Examples of ‘positive masculinity’ abound
Although some blame feminism for pushing males aside while increasing support for females, public intellectual and author Richard V. Reeves argues in “Of Boys and Men” that feminism didn’t go far enough to help men liberate themselves from the emotional crippling inflicted by patriarchy.

As the late feminist author bell hooks wrote in “The Will to Change: Men, Masculinity, and Love,” “Feminist writing did not tell us about the deep inner misery of men.”

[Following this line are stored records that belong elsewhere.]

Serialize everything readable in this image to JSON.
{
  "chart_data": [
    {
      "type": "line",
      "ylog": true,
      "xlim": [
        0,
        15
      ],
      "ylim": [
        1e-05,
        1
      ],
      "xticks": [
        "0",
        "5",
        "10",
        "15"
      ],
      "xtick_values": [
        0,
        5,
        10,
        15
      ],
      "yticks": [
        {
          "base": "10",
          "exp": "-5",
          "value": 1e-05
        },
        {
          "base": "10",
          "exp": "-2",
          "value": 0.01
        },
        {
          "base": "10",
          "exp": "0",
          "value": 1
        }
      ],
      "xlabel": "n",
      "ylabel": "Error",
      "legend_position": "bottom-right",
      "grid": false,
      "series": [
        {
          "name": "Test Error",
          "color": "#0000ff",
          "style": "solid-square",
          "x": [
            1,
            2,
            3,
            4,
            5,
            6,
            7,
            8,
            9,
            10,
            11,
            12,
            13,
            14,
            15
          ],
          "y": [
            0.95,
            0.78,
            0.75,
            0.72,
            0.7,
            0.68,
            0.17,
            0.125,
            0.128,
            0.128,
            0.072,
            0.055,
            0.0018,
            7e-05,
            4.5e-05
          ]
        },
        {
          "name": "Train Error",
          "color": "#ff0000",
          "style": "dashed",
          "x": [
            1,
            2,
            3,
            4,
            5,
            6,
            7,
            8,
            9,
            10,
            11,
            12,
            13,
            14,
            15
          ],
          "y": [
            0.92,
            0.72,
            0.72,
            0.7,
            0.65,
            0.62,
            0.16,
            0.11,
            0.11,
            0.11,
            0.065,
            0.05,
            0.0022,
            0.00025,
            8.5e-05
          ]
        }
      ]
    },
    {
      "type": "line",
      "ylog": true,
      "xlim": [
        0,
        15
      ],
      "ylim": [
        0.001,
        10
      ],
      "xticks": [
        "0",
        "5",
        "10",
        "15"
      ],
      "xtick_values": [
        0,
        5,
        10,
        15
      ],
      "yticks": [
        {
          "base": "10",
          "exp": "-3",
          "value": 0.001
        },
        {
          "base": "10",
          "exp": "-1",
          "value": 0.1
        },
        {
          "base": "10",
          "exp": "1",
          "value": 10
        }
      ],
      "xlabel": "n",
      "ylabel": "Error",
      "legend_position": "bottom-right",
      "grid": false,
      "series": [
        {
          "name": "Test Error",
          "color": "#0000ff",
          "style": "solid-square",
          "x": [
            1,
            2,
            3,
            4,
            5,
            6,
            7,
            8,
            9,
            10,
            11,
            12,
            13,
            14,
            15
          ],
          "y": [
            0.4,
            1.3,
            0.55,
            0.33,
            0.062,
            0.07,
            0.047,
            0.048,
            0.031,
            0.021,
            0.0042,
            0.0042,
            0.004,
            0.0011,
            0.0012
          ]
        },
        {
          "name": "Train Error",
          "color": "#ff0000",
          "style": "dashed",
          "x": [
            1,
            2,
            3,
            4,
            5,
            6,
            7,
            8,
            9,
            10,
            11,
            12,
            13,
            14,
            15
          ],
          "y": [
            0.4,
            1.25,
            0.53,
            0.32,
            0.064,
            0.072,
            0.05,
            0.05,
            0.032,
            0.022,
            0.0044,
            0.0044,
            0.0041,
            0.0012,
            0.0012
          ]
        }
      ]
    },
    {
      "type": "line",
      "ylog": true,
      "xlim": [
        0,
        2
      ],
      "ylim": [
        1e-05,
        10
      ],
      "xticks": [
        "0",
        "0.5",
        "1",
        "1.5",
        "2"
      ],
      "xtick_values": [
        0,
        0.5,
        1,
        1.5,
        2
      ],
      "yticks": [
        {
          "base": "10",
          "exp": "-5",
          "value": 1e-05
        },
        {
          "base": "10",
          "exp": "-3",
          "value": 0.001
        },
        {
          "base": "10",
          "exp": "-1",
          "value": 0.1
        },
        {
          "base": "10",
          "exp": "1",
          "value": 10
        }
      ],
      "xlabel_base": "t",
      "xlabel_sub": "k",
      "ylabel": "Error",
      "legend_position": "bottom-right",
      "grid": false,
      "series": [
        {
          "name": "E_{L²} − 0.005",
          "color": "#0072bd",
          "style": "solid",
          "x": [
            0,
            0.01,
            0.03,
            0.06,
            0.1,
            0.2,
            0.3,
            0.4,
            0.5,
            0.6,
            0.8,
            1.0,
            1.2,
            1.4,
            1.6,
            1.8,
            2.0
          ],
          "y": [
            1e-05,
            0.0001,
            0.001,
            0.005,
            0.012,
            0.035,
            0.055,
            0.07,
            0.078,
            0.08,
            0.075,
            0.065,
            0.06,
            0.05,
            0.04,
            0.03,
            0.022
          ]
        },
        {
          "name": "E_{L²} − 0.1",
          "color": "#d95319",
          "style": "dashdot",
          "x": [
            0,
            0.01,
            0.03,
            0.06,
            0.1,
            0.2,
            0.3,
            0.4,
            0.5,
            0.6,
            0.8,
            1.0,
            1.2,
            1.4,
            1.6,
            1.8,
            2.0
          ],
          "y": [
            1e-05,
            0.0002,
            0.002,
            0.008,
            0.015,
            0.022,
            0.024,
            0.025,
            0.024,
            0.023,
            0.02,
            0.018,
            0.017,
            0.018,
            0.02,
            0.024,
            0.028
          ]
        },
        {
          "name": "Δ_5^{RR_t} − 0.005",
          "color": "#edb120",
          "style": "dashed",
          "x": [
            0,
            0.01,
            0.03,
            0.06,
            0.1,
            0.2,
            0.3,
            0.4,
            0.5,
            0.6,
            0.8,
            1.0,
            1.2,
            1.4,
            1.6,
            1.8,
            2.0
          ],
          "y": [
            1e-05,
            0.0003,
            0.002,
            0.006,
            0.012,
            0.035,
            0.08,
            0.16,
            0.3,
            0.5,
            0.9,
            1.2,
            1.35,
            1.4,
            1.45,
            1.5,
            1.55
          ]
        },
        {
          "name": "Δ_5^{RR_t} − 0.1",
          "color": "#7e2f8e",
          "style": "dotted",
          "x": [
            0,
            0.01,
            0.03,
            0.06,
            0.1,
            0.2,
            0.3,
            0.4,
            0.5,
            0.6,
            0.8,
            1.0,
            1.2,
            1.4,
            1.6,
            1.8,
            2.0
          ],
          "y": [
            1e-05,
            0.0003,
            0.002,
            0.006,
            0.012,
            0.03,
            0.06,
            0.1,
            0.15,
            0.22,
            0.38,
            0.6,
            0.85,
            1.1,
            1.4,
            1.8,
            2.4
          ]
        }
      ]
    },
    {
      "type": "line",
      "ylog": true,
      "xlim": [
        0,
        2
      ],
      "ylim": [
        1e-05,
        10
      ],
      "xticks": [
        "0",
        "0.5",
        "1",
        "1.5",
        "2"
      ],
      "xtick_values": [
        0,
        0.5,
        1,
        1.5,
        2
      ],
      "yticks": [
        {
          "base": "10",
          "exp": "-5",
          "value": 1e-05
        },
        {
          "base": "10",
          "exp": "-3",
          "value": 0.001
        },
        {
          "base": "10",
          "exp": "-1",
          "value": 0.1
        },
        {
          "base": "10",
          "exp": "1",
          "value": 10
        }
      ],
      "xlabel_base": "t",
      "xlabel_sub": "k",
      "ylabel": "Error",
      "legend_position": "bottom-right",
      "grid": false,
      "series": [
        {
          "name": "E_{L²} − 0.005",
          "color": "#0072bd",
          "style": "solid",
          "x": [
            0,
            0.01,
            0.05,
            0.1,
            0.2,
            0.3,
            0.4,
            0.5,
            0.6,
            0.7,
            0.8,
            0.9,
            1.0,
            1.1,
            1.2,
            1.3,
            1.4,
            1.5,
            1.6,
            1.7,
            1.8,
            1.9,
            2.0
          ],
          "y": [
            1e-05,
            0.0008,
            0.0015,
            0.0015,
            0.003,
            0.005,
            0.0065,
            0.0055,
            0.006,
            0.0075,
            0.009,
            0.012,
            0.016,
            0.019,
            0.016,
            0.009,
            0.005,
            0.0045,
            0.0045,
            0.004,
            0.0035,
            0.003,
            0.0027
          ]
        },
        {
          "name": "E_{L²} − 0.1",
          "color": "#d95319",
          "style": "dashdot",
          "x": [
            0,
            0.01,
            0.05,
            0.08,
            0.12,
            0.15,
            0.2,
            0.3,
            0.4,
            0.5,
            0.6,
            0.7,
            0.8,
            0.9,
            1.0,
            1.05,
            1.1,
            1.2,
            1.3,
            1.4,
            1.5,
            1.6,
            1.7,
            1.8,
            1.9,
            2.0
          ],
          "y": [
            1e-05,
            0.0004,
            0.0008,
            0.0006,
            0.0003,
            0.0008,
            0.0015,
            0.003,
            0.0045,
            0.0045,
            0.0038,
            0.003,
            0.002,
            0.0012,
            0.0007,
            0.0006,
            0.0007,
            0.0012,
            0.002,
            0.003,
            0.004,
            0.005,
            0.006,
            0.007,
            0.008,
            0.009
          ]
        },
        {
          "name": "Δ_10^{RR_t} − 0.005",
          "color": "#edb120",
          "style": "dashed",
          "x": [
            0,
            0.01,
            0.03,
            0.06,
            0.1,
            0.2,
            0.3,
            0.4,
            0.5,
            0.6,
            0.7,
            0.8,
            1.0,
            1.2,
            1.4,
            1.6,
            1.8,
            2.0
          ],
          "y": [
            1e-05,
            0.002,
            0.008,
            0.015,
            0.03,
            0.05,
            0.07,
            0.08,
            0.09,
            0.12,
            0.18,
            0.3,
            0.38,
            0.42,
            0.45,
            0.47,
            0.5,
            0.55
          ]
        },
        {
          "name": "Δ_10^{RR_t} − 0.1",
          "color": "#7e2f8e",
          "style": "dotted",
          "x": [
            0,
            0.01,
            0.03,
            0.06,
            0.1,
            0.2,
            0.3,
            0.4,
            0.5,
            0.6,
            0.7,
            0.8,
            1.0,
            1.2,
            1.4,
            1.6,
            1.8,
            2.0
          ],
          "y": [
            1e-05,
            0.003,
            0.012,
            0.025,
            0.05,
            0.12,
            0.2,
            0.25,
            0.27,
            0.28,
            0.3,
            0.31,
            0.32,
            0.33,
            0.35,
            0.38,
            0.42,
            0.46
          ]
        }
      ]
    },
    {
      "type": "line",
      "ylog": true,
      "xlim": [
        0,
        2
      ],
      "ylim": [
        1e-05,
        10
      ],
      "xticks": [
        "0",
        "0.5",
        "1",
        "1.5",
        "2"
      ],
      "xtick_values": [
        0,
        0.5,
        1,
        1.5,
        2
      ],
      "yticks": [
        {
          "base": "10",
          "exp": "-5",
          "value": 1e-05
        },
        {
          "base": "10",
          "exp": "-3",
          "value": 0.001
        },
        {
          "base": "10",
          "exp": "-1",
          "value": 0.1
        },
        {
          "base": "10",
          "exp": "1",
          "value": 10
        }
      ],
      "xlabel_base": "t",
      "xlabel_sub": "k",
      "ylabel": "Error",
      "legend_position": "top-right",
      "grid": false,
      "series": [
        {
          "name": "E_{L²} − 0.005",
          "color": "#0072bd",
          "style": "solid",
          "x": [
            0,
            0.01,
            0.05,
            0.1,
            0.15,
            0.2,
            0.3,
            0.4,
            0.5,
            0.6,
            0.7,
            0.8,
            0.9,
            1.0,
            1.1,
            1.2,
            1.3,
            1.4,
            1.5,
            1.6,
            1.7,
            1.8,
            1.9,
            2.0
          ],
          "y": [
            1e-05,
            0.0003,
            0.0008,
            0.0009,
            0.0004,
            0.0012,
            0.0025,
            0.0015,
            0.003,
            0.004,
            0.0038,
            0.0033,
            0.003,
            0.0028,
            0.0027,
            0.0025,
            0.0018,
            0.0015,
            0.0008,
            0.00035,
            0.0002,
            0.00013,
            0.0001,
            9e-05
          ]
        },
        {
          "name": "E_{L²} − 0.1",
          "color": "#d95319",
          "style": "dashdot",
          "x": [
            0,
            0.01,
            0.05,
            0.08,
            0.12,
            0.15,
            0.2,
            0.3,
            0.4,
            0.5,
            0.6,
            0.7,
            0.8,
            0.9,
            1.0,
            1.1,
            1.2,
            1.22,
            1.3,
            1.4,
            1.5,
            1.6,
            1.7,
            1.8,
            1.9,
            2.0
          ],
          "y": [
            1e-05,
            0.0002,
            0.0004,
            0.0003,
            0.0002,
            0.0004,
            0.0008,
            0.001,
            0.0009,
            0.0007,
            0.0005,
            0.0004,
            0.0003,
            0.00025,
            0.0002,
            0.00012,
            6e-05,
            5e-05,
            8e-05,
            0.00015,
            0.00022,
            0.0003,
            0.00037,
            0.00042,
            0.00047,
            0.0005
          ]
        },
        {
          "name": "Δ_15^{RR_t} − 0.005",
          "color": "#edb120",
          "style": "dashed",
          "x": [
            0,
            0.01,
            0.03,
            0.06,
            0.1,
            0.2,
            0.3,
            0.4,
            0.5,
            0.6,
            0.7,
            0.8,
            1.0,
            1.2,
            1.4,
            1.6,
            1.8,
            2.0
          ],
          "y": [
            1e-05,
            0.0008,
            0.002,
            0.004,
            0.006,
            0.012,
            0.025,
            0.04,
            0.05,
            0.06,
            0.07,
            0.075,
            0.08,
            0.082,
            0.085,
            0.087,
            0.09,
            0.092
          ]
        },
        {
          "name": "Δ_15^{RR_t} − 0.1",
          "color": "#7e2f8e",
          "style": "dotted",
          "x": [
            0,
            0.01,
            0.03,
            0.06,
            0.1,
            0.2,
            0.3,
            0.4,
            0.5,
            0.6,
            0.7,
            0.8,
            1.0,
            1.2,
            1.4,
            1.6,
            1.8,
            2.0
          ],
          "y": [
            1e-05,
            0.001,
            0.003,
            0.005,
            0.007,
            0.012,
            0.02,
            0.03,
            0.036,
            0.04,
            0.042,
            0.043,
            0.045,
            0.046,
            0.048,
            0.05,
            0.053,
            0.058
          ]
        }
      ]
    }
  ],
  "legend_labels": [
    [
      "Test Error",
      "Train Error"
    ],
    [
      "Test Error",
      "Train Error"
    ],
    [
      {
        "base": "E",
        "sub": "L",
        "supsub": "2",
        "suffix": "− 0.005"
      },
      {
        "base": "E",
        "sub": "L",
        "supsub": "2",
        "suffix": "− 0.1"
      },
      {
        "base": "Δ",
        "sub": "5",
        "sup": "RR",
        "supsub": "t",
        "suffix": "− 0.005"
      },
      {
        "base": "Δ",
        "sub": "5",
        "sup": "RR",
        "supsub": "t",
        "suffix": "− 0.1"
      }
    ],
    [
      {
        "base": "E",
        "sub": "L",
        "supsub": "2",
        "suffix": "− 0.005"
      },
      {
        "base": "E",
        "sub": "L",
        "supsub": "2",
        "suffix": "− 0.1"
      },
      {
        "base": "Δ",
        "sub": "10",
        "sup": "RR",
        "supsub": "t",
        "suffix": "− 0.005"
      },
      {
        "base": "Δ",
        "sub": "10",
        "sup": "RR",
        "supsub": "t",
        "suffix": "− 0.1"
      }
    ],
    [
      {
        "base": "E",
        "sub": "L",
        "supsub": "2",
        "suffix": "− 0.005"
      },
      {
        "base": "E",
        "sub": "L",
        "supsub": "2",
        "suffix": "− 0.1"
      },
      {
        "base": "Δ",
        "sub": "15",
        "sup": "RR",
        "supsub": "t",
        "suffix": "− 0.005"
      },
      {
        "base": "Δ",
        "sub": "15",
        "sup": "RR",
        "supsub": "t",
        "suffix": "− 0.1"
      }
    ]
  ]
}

So, what is the solution for today’s and tomorrow’s men? Where are the role models who embody positive masculinity — rooted in the best traditional, decidedly non-toxic masculine qualities?
Men who demonstrate courage, dependability, duty, honor, loyalty, resourcefulness, respect and responsibility?
These qualities have long been held up as standards of true manhood. The U.S. Army calls them “Army values.” They are manly virtues — what it looks like to be a man at his best.
It turns out these role models are hiding in plain sight among the nearly 24 million men in America whom AARP in a 2025 report estimates are providing “informal” care to a loved one.
Add to that the growing number of hands-on dads and men working as professional caregivers in “pink-collar” jobs like nursing and home care — fields once considered “women’s work.”
Men possess ‘ancient caretaking tendencies’
The COVID-19 pandemic got everyone thinking about caregiving, receiving and what it means to depend on others. It opened a long-overdue discussion about who can be a caregiver and how vital they are.
Now it’s time to talk about male caregivers and how they can help men and boys embrace their natural caregiving qualities — while demonstrating the best of masculinity in the process — and also meet the nation’s growing need for caregivers.
Even serious scientists say men are built for this role. Sarah Blaffer Hrdy, an evolutionary anthropologist and primatologist renowned for her studies of motherhood, writes in her 2024 book “Father Time: A Natural History of Men and Babies” about her own surprise at discovering men’s natural capacity for nurturing.
“My unexpected finding,” Hrdy writes, “is that inside every man there lurk ancient caretaking tendencies that render a man every bit as protective and nurturing as the most committed mother.”
In an interview for the book I am developing on male caregivers and the masculinity crisis, Dr. Hrdy told me, “I do now believe that men have innate caretaking inclinations where babies are concerned, and that men may be nurtured, socialized, or undergo experiences that render them prone to care for babies — as well as others — and to care about the environments those others will inhabit.”
Nurture and socialize boys in a healthy way
Whether they’re hands-on dads, caring for an ill spouse, helping a frail elderly parent, comforting a patient as an oncology nurse, or being a “buddy” to a terminally ill man in the early years of the AIDS pandemic — male caregivers show us what it looks like when men act from a place of positive masculinity, putting another person’s needs ahead of their own.
These men offer role models for healing American men and boys caught in the push for a return to the dark days of patriarchal dominance. They remind us that empathy, protection, and responsibility are masculine strengths, not weaknesses.
One of the best things we can do to raise the “army” of caregivers America will need in the years ahead, is nurture and socialize boys to embrace their caregiving instincts as a natural part of being a man — rather than shutting them down as “unmanly.”
By teaching boys to aspire to “Army values,” worthy masculine values, we can help heal the masculinity crisis and meet the nation’s growing need for care.
John-Manuel Andriote is an Atlanta-based author and longtime health and medical journalist. He is working on a book, tentatively titled “America’s Strong Men: How Male Caregivers Are Healing Masculinity and Supporting an Aging Nation.”